= Nonnosus (historian) =

Nonnosus (Νόννοσος) was an ambassador sent by the Byzantine emperor Justinian I to the ruler of Kinda in central Arabia and then to Aksumites and Himyarites in the year 530 CE. He wrote an account of that visit, now lost, that was read and summarized by Byzantine patriarch Photius in Codex 3 of his Bibliotheca. According to Photius, the report emphasized the courage of Nonnosus in hazardous situations and contained information on the religion and language of the Arabs. Nonnosus entered Ethiopia through the Red Sea port city of Adulis and journeyed overland to Axum. He described Aksum as a "very large city" and the capital of Aethiopia. He described seeing a herd of 5000 elephants in the vicinity of Aua, between Adulis and Axum. He also mentions meeting pygmies on the islands of Farasan. Nonnosus' father Abraham had been an ambassador to the Arabs, and his uncle, also named Nonnosus, had been sent on an embassy by the emperor Anastasius I.

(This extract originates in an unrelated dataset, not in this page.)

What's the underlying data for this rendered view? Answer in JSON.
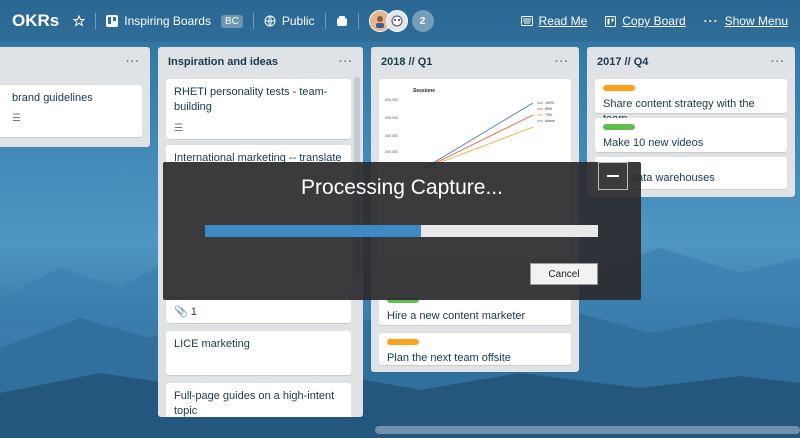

The mid-6th century Chronicle of Ioannis Malalas (Book 18.457) and the later chronicle of Theophanes include, without citing their source, a detailed description probably derived from Nonnosus' account of his meeting with the Axumite ruler. Malalas names him as Elesboas and calls him king of the Indians, while Theophanes names him as Arethas and identifies him as king of the Ethiopians.

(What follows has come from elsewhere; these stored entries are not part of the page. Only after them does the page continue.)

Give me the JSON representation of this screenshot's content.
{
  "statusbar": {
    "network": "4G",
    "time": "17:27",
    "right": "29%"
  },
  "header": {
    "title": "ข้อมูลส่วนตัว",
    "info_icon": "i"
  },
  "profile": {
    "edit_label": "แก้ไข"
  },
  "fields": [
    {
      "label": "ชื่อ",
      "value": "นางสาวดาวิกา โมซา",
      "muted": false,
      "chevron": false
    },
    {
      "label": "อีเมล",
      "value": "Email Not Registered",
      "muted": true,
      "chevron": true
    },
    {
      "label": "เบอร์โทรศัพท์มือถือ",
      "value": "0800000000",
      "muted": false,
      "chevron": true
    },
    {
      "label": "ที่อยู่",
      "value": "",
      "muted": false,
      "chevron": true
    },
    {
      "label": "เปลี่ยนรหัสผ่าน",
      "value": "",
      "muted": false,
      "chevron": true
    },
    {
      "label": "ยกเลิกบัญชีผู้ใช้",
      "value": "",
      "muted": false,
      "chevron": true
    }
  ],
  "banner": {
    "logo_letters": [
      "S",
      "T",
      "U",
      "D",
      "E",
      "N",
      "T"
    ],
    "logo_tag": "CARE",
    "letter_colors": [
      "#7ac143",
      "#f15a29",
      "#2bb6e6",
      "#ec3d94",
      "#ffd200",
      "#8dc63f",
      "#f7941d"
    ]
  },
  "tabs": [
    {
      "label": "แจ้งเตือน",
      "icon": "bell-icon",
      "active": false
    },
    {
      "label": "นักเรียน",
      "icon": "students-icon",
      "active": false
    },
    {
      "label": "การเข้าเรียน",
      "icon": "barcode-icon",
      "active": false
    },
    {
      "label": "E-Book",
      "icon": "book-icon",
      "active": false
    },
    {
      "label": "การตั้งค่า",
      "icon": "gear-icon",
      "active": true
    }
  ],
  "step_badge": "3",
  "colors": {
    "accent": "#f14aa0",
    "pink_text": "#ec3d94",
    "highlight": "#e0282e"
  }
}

According to Malalas, the Byzantine ambassador performed proskynesis and was warmly received by the king, who was mounted on a spectacular gilded platform atop four elephants yoked together. The Axumite ruler, eager for good relations with Justinian, kissed the imperial seal on the letter Nonnosus presented, and agreed to wage war on the Persians on Justinian's behalf (this is not found in the sources, instead it is Nonnosus who kisses Kaleb's ring). In practice, however, Nonnosus' embassy failed to generate any significant military contribution by the Axumites.